Last week, on the eve of this week's high-level conference on world food security in Rome, the UN's Food and Agriculture Organization (FAO) and the Organization of Economic Cooperation and Development released a report (Agricultural Outlook 2008-2017) on the food crisis that concluded that grain prices may recede from their record highs, but warned that there are "...permanent factors underpinning prices that will work to keep them at higher average levels than in the past."
One of those "permanent factors" is population. The report noted that:
Population dynamics are important determinants of the future global economic environment, directly affecting demand for agricultural commodities. Population growth over the next decade will decline relative to the last 10 years to an average of 1.1% annually to reach approximately 7.4 billion in 2017. The fastest population growth is expected in Africa (annual average above 2%), whereas in Europe, population is expected to essentially stabilise over the coming decade.
Population growth is most pronounced in what the FAO classifies as the Low-Income Food-Deficit Countries (LIFDCs). The danger, of course, is that the rapidly growing LIFDCs will not be able to feed their populations if food prices remain high. In the past year, food riots have broken out in more than a dozen LIFDCs and more riots are anticipated unless grain prices retreat from their record highs.

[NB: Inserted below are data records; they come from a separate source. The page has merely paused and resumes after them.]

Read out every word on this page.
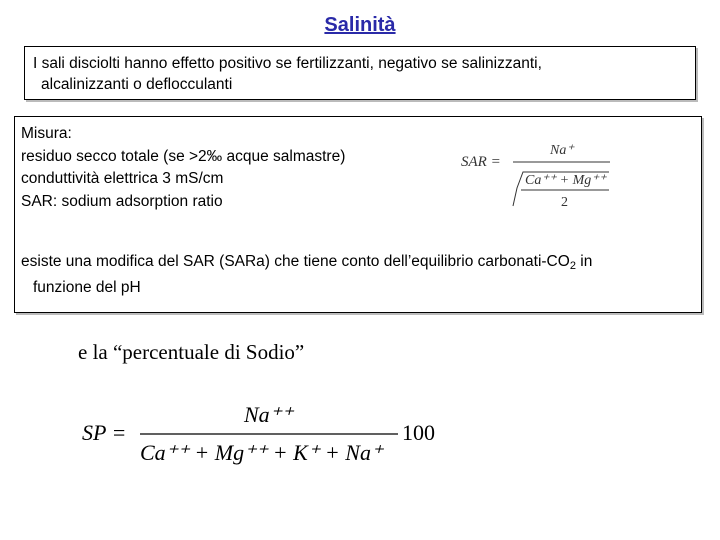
Salinità
I sali disciolti hanno effetto positivo se fertilizzanti, negativo se salinizzanti,
alcalinizzanti o deflocculanti
Misura:
residuo secco totale (se >2‰ acque salmastre)
conduttività elettrica 3 mS/cm
SAR: sodium adsorption ratio
esiste una modifica del SAR (SARa) che tiene conto dell’equilibrio carbonati-CO2 in
funzione del pH
SAR =
Na⁺
Ca⁺⁺ + Mg⁺⁺
2
e la “percentuale di Sodio”
SP =
Na⁺⁺
Ca⁺⁺ + Mg⁺⁺ + K⁺ + Na⁺
100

Last week's FAO/OECD forecast predicted that food prices:
....over the medium term will average substantially above the levels that prevailed in the past 10 years. When the average for 2008 to 2017 is compared with that over 1998 to 2007, beef and pork prices may be some 20% higher; raw and white sugar around 30%; wheat, maize and skim milk powder 40 to 60%; butter and oilseeds more than 60% and vegetable oils over 80%. Over the Outlook period, prices will resume their decline in real terms, albeit at a slower rate. However, the impact of various supply and demand factors on prices will differ across commodities.
....prices may also be more volatile than in the past: stock levels are not expected to be replenished substantially over the Outlook; demand is becoming less sensitive to price changes at the farm level as the commodity share in the final food bill falls and as industrial demand grows; weather conditions and agricultural product supply may become more variable with climate change; and speculative non-commercial investment funds enter or leave agricultural futures markets as profit opportunities dictate.

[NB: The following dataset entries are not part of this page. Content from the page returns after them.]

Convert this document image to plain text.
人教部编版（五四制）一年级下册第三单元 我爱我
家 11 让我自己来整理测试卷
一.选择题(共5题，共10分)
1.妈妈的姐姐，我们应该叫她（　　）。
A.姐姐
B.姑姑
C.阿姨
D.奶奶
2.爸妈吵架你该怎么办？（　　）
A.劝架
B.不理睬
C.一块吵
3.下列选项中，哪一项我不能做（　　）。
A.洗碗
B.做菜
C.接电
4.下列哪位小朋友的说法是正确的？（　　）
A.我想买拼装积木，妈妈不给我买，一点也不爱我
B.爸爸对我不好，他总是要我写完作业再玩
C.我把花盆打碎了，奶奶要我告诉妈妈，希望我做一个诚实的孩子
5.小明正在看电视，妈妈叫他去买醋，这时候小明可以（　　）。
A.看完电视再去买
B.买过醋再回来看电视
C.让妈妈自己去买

As sobering at that assessment is, it assumes that the price of oil will fall substantially in the years ahead:
The world oil price assumption underlying this year’s Agricultural Outlook is based on that published in the OECD Economic Outlook n° 82 (December 2007). It assumes prices to slowly increase over the outlook period from USD 90 per barrel in 2008 to USD 104 per barrel by 2017.
In light of the recent spike in oil prices, how realistic is that December 2007 forecast? Long-term futures contracts for delivery oil in 2015 are presently running at about $140 per barrel, substantially above the assumption used in last week's FAO/OECD report. An analyst for Goldman Sachs said last week that oil prices could average $200 a barrel next year. Higher energy prices will translate into higher than anticipated prices for fertilizer and will, likewise, boost the cost of cultivating and transporting crops. Higher energy prices will also boost the growing demand for biofuels and lead to further diversion of croplands to fuel production.
For the foreseeable future, it appears that global food security may be less than secure. Let's see what comes out of the food summit that convened today in Rome.